Cette ambiance de passionnés me plait énormément. Par ses connaissances, chacun apporte une pierre à l’édifice, s’agrégeant ainsi à une équipe solide et très diversifiée. Les grosses découvertes sont rares : il faut collecter tous les morceaux de poterie. Ils seront triés sur la rive sous l’oeil avisé de Patrick qui rejette les éléments sans intérêt. Le travail d’équipe porte ses fruits : un encrier du XVIIIème siècle, une bague de promesse du XVIème, une coupe du XVIIème, un camée en or du XIXème, un crochet de marine indatable, et tant d’autres…
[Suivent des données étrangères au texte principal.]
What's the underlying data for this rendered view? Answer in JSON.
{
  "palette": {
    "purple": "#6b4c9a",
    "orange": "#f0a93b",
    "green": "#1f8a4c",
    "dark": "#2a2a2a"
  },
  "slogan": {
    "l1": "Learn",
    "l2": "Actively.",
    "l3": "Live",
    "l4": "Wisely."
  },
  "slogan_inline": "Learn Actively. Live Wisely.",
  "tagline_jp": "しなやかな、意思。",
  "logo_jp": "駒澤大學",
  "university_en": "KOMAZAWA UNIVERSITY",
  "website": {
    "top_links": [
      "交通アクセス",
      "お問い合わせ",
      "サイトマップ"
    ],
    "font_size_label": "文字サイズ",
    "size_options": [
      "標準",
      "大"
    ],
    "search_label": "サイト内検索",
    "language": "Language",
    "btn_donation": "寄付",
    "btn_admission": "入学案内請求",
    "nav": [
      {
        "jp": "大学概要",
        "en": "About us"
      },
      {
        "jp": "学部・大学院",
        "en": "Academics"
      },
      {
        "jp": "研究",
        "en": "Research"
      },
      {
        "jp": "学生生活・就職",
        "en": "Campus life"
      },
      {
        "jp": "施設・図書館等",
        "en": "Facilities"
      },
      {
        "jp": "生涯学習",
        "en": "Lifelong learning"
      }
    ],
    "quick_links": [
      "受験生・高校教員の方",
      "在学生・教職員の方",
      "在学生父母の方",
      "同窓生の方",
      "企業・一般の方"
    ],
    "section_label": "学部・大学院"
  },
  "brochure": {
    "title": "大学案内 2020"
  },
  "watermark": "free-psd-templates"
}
Quand les trouvailles se font rares, Patrick et Pierre aiment rappeler à tout le monde que « ne rien trouver est un résultat archéologique ».

Il arrive même des miracles. En fin de saison 2022, dans une épaisse couche de glaise à plus de 50 cm sous le lit de la rivière, un morceau de bois apparaît. Ce n’est pas le premier, trouvé en nouvelle aquitaine. Un ensemble complexe de pieux a pu être topographié et le relevé indique une pêcherie médiévale. Mais là, ça ressemble plus à un membre de bordée. C’est la joie dans l’équipe. On vient de mettre à jour le vestige d’une barque assemblée à fond plat. Pour une meilleure conservation, le peu qui a été dégagé est recouvert de sable (ce qui facilitera son dégagement ultérieur). Il n’y a pas de place pour la hâte et la précipitation en archéologie. L’examen d’une embarcation demande des moyens importants et une organisation sans faille. Dans les années à venir, un échantillon sera prélevé pour faire une datation.

Il ne faut pas croire que tout est facile pour les archéologues. Les autorisations demandent de nombreuses démarches (DRAC, mairie, DDE, visite médicale, dérogation…). Il faut aussi oublier les clichés de vieux barbus à lunettes, réfractaires à toute initiative. La lourdeur législative ne donne pas beaucoup de champs de manoeuvre. Si l’expérience vous intéresse, il ne faut pas hésiter à vous jeter à l’eau. Partout en France, des équipes de bénévoles seront heureuses de vous transmettre leur passion. La FFESSM vous mettra en contact avec l’une d’elles.